Described by Robert Lipsyte as 'the high point of American sports journalism', John McPhee's Levels of the Game, nominally about a tennis match between two of the greats of tennis history, redefined what it meant to be a sports writer. Written by four-times finalist for the Pulitzer Prize for non-fiction, Levels of the Game is the best tennis book ever written, dealing with human behaviour, race, politics and the divisions of the country, all told through a single game of tennis. Levels of the Game is a narrative of a tennis match played by Arthur Ashe and Clark Graebner at Forest Hills in 1968, beginning with the ball rising into the air for the initial serve and ending with the final point. In between, McPhee provides a brilliant, stroke-by-stroke description, while examining the backgrounds and attitudes which have molded the players' games. Arthur Ashe thinks that Clark Graebner, a middle-class white conservative dentist's son from Cleveland, plays stiff and compact Republican tennis.

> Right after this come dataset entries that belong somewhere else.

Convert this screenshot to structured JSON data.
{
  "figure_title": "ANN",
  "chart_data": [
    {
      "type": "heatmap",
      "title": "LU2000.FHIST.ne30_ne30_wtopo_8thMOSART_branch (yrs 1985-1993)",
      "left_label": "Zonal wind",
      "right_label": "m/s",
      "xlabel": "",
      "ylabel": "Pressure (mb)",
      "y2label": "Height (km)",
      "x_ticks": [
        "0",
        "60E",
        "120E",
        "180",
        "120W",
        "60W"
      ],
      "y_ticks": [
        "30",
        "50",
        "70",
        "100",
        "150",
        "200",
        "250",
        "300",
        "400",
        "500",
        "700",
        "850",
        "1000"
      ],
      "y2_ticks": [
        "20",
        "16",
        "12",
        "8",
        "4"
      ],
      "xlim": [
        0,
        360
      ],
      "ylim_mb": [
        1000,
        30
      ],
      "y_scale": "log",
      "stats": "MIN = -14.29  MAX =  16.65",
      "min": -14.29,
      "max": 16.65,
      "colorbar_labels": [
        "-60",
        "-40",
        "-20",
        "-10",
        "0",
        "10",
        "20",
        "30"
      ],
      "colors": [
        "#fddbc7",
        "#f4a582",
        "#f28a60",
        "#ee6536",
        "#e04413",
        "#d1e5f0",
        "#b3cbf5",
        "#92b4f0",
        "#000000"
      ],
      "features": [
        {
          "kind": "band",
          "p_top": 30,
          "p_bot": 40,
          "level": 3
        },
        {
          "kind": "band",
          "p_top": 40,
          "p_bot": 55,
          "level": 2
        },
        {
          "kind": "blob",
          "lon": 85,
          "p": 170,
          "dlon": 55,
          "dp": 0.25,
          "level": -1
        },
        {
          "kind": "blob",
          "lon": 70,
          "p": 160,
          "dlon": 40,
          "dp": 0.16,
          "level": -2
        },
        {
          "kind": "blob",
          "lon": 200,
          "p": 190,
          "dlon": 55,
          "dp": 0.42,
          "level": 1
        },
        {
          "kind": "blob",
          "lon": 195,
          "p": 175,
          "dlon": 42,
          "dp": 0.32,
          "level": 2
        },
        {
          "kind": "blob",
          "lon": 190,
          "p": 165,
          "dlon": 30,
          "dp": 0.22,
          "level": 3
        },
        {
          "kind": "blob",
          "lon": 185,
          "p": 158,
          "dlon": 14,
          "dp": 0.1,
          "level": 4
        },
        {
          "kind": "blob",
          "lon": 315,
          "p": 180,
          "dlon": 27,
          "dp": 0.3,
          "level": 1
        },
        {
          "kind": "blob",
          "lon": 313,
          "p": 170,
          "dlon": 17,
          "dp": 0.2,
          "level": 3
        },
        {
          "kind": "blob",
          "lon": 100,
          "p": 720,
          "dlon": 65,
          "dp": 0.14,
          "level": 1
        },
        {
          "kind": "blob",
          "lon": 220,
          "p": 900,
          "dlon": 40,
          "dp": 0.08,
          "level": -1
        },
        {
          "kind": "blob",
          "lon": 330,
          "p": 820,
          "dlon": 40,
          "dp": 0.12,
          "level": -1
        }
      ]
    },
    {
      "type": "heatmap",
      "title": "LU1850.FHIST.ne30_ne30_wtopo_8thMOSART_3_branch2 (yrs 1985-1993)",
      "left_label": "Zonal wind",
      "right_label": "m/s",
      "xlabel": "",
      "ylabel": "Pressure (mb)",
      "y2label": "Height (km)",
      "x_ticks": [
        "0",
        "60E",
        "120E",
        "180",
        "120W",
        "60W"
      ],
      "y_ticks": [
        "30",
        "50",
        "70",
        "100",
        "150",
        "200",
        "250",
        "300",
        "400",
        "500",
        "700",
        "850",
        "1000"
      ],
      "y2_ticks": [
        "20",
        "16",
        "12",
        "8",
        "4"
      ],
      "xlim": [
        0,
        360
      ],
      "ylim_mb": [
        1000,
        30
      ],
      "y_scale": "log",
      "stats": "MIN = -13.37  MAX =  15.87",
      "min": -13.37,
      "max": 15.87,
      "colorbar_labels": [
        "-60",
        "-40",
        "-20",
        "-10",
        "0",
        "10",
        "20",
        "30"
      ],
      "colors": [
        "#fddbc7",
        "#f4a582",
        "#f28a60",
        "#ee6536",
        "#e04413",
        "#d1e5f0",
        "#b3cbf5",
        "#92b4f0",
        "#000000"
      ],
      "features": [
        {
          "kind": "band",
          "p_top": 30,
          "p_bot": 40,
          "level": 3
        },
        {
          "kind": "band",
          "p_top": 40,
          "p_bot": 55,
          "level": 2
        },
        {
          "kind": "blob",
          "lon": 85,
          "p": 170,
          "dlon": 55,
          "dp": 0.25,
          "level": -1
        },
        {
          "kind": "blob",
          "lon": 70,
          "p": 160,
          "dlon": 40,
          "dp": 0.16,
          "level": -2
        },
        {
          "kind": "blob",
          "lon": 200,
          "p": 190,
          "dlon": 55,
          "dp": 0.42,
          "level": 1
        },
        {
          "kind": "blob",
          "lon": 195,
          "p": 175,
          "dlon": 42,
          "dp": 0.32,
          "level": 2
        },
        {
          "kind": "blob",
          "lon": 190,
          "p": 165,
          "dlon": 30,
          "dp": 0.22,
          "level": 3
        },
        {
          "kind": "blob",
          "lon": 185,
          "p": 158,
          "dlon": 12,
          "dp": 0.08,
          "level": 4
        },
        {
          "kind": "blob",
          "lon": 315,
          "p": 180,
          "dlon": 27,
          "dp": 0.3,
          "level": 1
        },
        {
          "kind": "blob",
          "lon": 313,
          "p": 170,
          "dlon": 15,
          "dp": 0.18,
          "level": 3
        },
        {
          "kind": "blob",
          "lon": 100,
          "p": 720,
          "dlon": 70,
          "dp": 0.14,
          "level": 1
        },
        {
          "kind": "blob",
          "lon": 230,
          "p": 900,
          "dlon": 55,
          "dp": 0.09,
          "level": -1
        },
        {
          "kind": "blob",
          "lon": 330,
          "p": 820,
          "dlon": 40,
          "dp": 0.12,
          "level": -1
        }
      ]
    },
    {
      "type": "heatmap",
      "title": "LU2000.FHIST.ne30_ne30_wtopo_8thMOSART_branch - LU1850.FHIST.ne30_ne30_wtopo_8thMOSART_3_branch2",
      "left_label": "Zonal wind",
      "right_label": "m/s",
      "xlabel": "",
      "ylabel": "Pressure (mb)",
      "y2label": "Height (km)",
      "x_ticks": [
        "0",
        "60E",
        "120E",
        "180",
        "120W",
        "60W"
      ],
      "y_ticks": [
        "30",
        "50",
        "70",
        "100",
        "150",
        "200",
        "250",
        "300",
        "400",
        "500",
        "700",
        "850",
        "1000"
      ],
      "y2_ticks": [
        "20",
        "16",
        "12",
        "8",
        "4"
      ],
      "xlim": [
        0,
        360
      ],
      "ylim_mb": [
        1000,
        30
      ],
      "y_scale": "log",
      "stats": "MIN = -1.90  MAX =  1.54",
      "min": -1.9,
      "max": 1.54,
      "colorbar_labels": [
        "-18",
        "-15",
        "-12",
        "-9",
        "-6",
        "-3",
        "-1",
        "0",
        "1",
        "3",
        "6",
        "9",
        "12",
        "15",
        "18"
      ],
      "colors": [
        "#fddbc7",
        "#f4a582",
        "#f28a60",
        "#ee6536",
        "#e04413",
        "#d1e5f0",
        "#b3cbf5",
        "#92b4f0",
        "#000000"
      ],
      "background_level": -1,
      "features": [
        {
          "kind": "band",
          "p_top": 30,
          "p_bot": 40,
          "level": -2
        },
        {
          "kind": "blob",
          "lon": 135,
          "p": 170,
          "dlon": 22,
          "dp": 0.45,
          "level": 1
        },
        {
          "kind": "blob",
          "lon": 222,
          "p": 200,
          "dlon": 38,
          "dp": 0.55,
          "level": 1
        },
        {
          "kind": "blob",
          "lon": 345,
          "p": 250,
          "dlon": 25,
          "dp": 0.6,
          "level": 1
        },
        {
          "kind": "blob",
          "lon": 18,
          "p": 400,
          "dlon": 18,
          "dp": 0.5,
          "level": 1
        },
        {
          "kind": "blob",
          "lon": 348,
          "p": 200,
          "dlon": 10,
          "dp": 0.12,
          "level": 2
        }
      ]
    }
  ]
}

Graebner acknowledges that this is true, and for his part thinks that, because Ashe is black and from Richmond, Ashe's tennis game is bold, loose, liberal, flat-out Democratic, When physical assets are about equal, psychology is paramount to any game.
JOHN MCPHEE was born in Princeton, New Jersey, and was educated at Princeton University and Cambridge University. His writing career began at Time magazine and led to his long association with The New Yorker, where he has been a staff writer since 1965. The same year he published his first book, A Sense of Where You Are, with FSG, and soon followed with The Headmaster (1966), Oranges (1967), The Pine Barrens (1968), A Roomful of Hovings and Other Profiles (collection, 1969), The Crofter and the Laird (1969), Levels of the Game (1970), Encounters with the Archdruid (1972), The Deltoid Pumpkin Seed (1973), The Curve of Binding Energy (1974), Pieces of the Frame (collection (1975), and The Survival of the Bark Canoe (1975). Both Encounters with the Archdruid and The Curve of Binding Energy were nominated for National Book Awards in the category of science. William Fiennes is the best-selling author of The Snow Geese, winner of the 2003 Hawthornden Prize, Somerset Maugham Award and Sunday Times Young Writer of the Year Award, and shortlisted for the Samuel Johnson Prize in 2002. He is also a founder member of the charity First Story, set up to place published authors in creative writing residencies in state schools across the UK.